Amazon decided to increase the price of Amazon Prime on Thursday, leading to questions about whether or not the online retailer will lose customers from the margin-increasing move. Judging by how its competition is doing, Amazon might not have much to worry about.

Amazon's subscription service, Amazon Prime, used to cost $79 per year, a prime number, but now the company is throwing away the whole "prime number" scheme and, potentially, a contingent of customers by raising the price $20 to $99 per year. Amazon is giving potential new Prime members seven days to get in on the $79 per year deal (with 30 days of a free Prime trial membership included), but after that, everyone besides students will be paying about $100 per year for Prime.

Backlash to the Increase?

According to a Consumer Intelligence Research Partners (CIRP) poll of Amazon Prime members taken just last month (via CNET), less than half of current Prime members -- which account for about 45 percent of Amazon customers -- said that they would definitely or probably renew their subscriptions at the $99 level. That's down from 94 percent who said they would definitely renew at the $79 price.

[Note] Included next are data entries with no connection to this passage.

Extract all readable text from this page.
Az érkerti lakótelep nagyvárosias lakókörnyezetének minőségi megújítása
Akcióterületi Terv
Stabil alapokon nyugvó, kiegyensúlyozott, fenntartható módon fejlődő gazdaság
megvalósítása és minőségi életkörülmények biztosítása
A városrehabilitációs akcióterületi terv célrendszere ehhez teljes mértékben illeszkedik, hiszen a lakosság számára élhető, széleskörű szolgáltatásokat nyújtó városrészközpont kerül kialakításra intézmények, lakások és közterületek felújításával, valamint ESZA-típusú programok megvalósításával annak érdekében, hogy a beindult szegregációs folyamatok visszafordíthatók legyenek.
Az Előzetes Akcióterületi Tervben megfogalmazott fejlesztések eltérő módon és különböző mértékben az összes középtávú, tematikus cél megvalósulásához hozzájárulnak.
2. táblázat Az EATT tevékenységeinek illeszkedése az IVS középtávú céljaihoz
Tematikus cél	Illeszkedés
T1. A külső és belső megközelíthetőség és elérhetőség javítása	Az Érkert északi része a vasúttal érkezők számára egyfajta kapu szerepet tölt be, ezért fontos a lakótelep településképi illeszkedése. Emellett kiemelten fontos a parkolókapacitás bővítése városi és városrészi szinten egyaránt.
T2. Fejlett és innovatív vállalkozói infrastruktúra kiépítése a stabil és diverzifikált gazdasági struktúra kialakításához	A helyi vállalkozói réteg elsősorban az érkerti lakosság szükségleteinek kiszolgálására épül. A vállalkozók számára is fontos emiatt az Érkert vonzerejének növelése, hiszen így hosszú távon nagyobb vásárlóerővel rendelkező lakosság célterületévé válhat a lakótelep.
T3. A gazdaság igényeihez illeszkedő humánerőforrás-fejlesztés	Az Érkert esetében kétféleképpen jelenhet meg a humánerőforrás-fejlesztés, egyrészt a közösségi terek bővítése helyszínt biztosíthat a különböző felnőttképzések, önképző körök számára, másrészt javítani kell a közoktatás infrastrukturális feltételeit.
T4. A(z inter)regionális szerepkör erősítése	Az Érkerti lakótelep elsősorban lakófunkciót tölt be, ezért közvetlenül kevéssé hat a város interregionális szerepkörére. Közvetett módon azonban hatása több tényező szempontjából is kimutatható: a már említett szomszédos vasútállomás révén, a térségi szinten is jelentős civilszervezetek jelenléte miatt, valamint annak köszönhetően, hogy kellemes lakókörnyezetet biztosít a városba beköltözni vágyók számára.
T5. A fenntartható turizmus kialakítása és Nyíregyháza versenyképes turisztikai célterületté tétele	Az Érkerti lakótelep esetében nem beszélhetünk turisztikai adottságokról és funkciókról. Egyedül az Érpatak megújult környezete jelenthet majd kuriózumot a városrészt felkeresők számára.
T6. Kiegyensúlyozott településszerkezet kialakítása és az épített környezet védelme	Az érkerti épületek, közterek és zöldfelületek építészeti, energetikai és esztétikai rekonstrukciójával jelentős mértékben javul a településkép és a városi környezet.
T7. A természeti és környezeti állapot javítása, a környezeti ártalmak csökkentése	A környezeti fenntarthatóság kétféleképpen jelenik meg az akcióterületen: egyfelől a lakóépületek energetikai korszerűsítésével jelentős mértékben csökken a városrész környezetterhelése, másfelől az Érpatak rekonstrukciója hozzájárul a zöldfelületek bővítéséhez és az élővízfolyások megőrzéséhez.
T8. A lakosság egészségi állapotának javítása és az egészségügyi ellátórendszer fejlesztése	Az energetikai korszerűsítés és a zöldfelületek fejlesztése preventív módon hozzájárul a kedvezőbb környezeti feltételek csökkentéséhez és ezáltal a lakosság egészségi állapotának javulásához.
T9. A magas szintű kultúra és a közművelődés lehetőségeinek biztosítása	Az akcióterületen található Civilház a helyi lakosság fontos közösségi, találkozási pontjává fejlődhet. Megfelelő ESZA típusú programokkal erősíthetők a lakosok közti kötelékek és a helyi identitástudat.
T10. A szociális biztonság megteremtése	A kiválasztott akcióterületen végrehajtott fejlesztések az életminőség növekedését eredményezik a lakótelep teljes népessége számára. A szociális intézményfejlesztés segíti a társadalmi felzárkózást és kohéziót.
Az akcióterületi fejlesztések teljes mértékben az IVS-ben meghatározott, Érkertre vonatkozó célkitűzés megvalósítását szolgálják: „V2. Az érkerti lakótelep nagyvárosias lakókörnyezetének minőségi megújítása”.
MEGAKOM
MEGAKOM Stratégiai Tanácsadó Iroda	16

The poll also found that if Amazon had increased the Prime membership by $40, which the company was earlier rumored to be considering, as much as 40 percent of Prime members said they would "definitely not review their membership." Of course, that was just a poll, and with the benefits of Prime, customers have to put their money where their mouth is with the new price hike, whenever their subscriptions come up for renewal.

Prime Benefits

Judging by the CIRP poll, and the polling that Amazon probably did internally, a lot of calculation went into the company's price hike, and a lot of calculation needs to go into customers' decisions about whether to drop or keep their memberships as well.

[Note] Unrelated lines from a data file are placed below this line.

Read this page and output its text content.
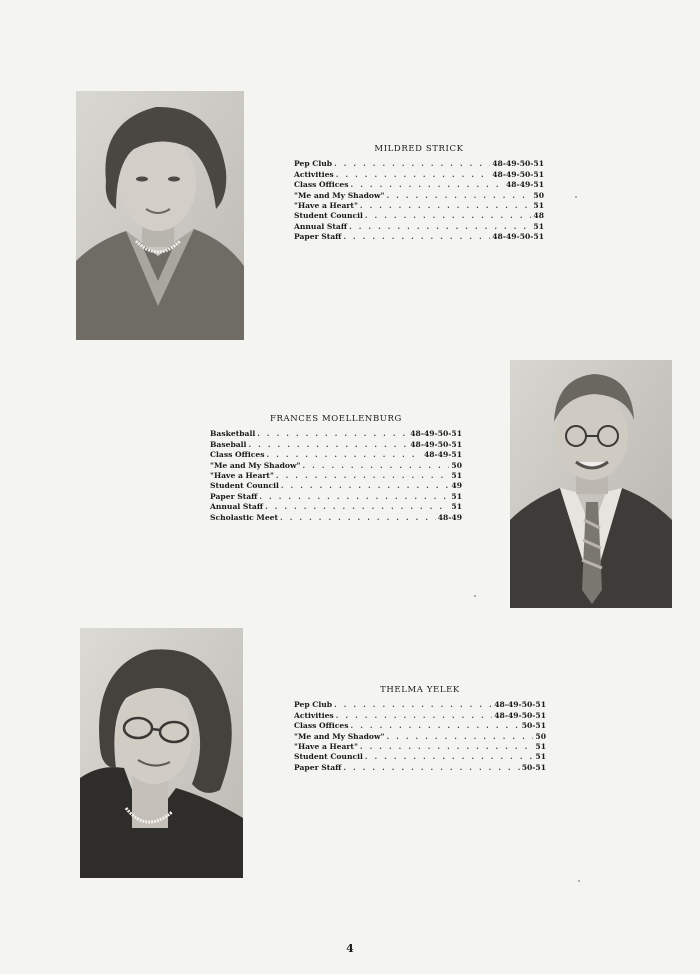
MILDRED STRICK
Pep Club . . .	48-49-50-51
Activities . . .	48-49-50-51
Class Offices . . .	48-49-51
"Me and My Shadow" . . .	50
"Have a Heart" . . .	51
Student Council . . .	48
Annual Staff . . .	51
Paper Staff . . .	48-49-50-51
FRANCES MOELLENBURG
Basketball . . .	48-49-50-51
Baseball . . .	48-49-50-51
Class Offices . . .	48-49-51
"Me and My Shadow" . . .	50
"Have a Heart" . . .	51
Student Council . . .	49
Paper Staff . . .	51
Annual Staff . . .	51
Scholastic Meet . . .	48-49
THELMA YELEK
Pep Club . . .	48-49-50-51
Activities . . .	48-49-50-51
Class Offices . . .	50-51
"Me and My Shadow" . . .	50
"Have a Heart" . . .	51
Student Council . . .	51
Paper Staff . . .	50-51
4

That's because Amazon Prime is much more than a simple customer discount program. In addition to free two-day shipping on nearly anything Amazon ships from its own warehouses, Prime comes with a Netflix-style instant video streaming service with a library of tens of thousands of titles, free digital borrowing of hundreds of thousands of Kindle e-books, and possibly a rumored Spotify-type music service.

Prime Calculations

So with Prime at $100 per year, consider that after about 10 to 15 digital shopping trips, with shipping on many average-sized internet orders often totaling $8 to $10, Prime has still already paid for itself.

The $100 per year is also close to what most Netflix instant subscribers end up paying for their service over the course of a year. The same goes with Spotify or similar music subscription services. And borrowing Kindle e-books saves you around $10 every time you don't purchase one.

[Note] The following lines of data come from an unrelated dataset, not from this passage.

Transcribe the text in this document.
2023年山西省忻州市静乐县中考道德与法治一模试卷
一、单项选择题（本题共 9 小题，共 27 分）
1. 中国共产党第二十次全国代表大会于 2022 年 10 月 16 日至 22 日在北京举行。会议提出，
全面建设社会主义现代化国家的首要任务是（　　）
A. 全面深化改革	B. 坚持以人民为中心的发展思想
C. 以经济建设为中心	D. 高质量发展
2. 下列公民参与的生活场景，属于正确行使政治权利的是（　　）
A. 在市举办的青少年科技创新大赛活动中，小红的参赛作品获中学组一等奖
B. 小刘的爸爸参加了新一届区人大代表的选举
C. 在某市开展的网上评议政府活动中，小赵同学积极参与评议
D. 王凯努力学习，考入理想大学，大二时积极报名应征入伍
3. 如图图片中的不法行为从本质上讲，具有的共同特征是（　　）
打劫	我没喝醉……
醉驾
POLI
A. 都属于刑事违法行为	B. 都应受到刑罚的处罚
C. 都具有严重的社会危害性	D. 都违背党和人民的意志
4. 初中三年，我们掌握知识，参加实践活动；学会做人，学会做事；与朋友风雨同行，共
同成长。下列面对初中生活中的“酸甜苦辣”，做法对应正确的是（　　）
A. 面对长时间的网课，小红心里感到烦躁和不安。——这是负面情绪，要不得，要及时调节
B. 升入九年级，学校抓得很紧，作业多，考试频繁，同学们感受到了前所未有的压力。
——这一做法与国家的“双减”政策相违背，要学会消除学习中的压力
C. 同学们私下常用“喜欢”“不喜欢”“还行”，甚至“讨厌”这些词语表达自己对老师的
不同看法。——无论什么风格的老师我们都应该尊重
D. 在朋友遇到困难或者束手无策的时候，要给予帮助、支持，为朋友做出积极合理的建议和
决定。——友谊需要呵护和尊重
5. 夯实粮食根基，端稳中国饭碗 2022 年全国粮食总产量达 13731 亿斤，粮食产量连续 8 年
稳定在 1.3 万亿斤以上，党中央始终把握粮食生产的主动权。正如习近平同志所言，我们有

The bottom line is that if you're the kind of Prime subscriber that buys a good amount of stuff online and/or takes advantage of the other digital offerings, you'll likely swallow the $20 price increase, especially because over a year that equals less than $2 per month more.

Amazon's Calculations

As Quartz helpfully reminds us, Amazon has been cutting its competition to pieces -- but only through sacrificing its own bottom line.

While Amazon's total revenue has steadily increased quarter-by-quarter, its net income has been unreliable and its profit margins thin. And this is a publicly traded company.

Increasing the price of Prime, if Amazon doesn't lose too many customers, will help boost those margins, now that its competition, like Staples and RadioShack, are actively closing locations and looking for ways to survive, thanks to Amazon and services like Prime.